Design/Methods: A 15 year old female with morbid obesity was admitted with dizziness and hypotension 2 months after her Roux-en-Y gastric bypass. Symptoms improved with normal saline fluid bolus without thiamine. Within 24 hours she developed hypertension and subjectively blurred vision. On physical examination patient was alert and oriented with cranial nerve exam significant for prominent vertical nystagmus with vertical gaze and ophthalmoplegia (bilateral medial and lateral rectus palsy). Strength and coordination were intact. CT head was negative for hemorrhage, subacute ischemia or mass lesion.

Results: MRI brain demonstrated hyperintensities in the periaqueductal parenchyma along the dorsal margin of the medulla consistent with thiamine deficiency. A diagnosis of Wernicke encephalopathy was subsequently confirmed by low thiamine level.

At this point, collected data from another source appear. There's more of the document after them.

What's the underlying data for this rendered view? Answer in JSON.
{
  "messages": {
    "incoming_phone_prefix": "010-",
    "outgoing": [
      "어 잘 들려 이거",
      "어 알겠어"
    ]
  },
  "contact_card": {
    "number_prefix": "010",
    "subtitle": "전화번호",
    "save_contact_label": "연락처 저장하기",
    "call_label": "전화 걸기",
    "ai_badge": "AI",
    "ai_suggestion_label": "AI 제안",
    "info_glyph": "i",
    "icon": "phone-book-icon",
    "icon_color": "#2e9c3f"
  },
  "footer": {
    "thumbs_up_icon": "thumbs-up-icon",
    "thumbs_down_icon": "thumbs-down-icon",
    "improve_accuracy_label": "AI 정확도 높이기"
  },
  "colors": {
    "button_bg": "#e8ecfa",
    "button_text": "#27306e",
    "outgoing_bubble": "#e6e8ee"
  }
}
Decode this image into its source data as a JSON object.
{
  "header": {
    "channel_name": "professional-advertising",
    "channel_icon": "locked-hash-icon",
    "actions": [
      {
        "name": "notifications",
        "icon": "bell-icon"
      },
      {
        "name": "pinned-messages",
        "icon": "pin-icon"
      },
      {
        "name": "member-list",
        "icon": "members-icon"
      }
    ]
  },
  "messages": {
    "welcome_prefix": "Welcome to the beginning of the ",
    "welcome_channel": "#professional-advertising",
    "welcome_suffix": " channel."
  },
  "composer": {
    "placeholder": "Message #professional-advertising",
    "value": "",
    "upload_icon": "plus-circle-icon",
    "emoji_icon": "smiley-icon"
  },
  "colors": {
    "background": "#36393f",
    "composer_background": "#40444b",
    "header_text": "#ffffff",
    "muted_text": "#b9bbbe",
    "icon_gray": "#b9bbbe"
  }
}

The patient later developed mild alterations in mental status and transient gait ataxia. Her symptoms improved with thiamine supplementation.

Conclusions: Clinicians should have a high index of suspicion for Wernicke encephalopathy in pediatric patients after gastric bypass procedures. We recommend monitoring for clinical signs of nutritional deficiencies, educating patients on clinical signs of thiamine deficiency, and early multivitamin supplementation. Prevention and early identification to ensure treatment of this potentially fatal yet easily treated condition are essential.